That's it? I thought we covered that when we said *big* iPod Touch? May be I am starting to get it - the rest is left for people to make up - depending on my creativity to play games with my mind I can either find it revolutionary, magical, Saves-us-from-Flash, less-is-better, or find it to be just another useless shiny gadget.
Yes, that's it - big screen. And that changes things completely. I will use the bathtub analogy someone posted already - can you swim in a bathtub? Can you do spreadsheets on a 3.5" screen? (and yes, you can, but it will hardly be the same experience). Screen space gives you the opportunity for more complicated interfaces. Simple as that.
Not to mention some people just struggle with a smaller screen. Obvious.
If I was into some powerful stuff that alters my brain composition I would come out yelling - magical and revolutionary and can even convince myself that for more simplicity I need 4 of them - one for email, one for browser, one for iTunes and one for running an HTML5 site just to convince me Flash is not needed.
Left to reality however it's just a shiny big iPod touch - nothing magical or revolutionary about it.
I'll just repost my previous answer: "And you are falling for "magical"? I hope you don't think you'll become a better father by buying a certain car from a certain company like the ads suggest. Take it for what it is - advertisement, do you complain like that about every company's advertisements?"
It CAN'T be magical. It's pretty clear. About the revolutionary stuff - revolution is just radical change. Now, I think it is a bit early to say if it really is or not, but in the end IMO it will be. This is probably the first device built from the ground up for touch experience and ease of use. Until now touch sucked, because we had some unintuitive interfaces on heavy or too small devices. If the iPad makes the touch experience better and thus make computing easier for everyone, than that's your revolution - people will use this kind of interface much more.
That people buy it does not make it any more interesting than a big iPod touch.
If they buy it, it is interesting to them. The fact that those numbers can't make this device interesting to you means nothing (no offense).

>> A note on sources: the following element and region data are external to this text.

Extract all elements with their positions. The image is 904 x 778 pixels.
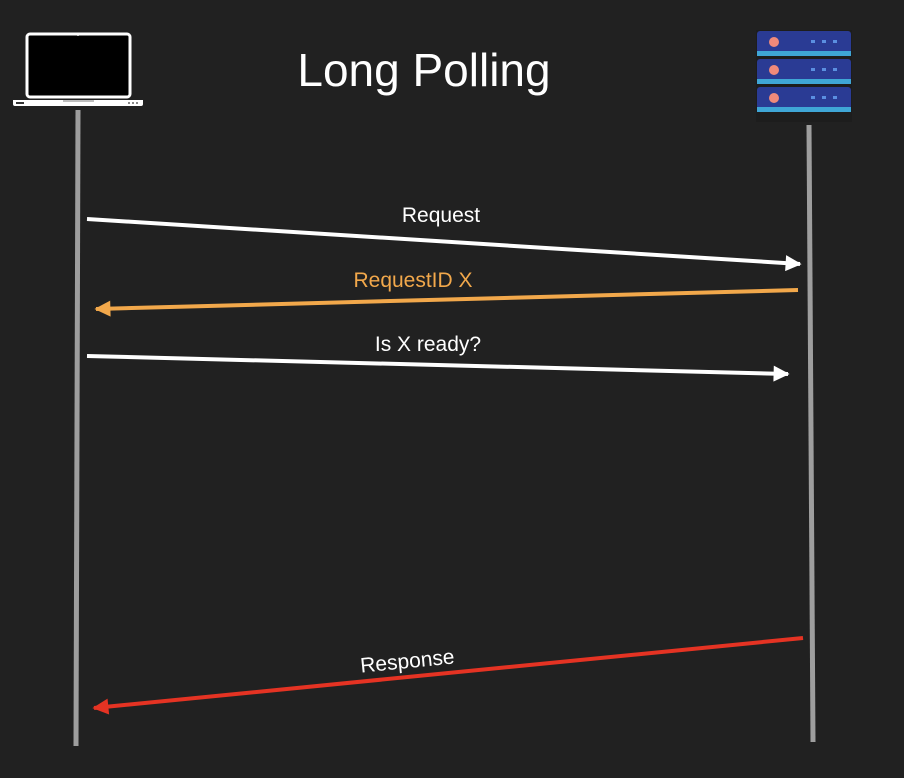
- request-arrow: [86, 217, 802, 272]
- requestid-arrow: [94, 288, 799, 317]
- request-message: Request: [86, 204, 802, 272]
- laptop-icon: [13, 32, 143, 106]
- requestid-message: RequestID X: [94, 269, 799, 317]
- is-ready-label: Is X ready?: [375, 333, 481, 356]
- requestid-label: RequestID X: [353, 269, 472, 292]
- request-label: Request: [402, 204, 480, 227]
- response-message: Response: [92, 636, 804, 715]
- is-ready-message: Is X ready?: [86, 333, 790, 382]
- response-arrow: [92, 636, 804, 715]
- server-rack-icon: [756, 30, 852, 122]
- server-lifeline: [806, 124, 816, 743]
- diagram-title: Long Polling: [297, 44, 550, 96]
- is-ready-arrow: [86, 354, 790, 382]
- client-lifeline: [73, 109, 81, 747]
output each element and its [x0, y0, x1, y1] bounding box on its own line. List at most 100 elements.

With enough clever marketing and advertising people will buy anything.
No, they won't. There are limits to marketing.
Also what big advertisement we are talking about here? The iPad was revealed end of january - the response in the media was awful and I frankly didn't see that much ads on the TV (in Japan). When you go out and check the articles around, you will see that you have more negative ones. Not to mention that in the end, the iPad is similar enough to the iPod/iPhone so the people would know what to expect to a certain degree. Add to that - the iPad is on display in every Apple store.
So what *exactly* has Apple innovated in terms of the iPad? I keep asking this repeatedly but don't seem to get any convincing replies. It looks shiny and opens windows fast, the experience is magical, look they are selling etc. are not the kind of replies I am interested in hearing.
They innovated in how they integrated the whole thing - same like the iphone. They put a mobile OS on a tablet (remember the critics in january?) and optimized the whole thing for multitouch. I know you are surprised, but that is innovation too.
So Sigh, nth time - try and give me convincing, practical reasons as to why the iPad is Magical and Revolutionary and why according to Jobs it is going to replace the PC when it can't even start up and do its thing without being attached to the PC. (That was a starting point, a hint if you will.)
Convincing reasons for magical? I hope you are joking. Please refer to my example with the car above. It's advertisement.
As to the why it is going to replace the PC - well, here I have only my speculation to offer: multitouch devices are useful. Maybe not for every application out there, but for many nonetheless. So how do we switch to multitouch interfaces? Put a touch layer on a mouse-driven OS - that didn't work - a fact. Build a full OS based on multitouch and give it immediately to people - given the average user this will result in one big confusion - what gesture do I use, how is this working, etc.
And here's what Apple is doing IMHO - build an OSX for multitouch with only basic functionality and put it on an iPhone/iPod - people will get used faster to the few gestures available, meanwhile providing important feedback, which you cannot achieve in a lab. Next, put this OSX on a bigger device, add more functionality... And finally make a full-blown multitouch OS.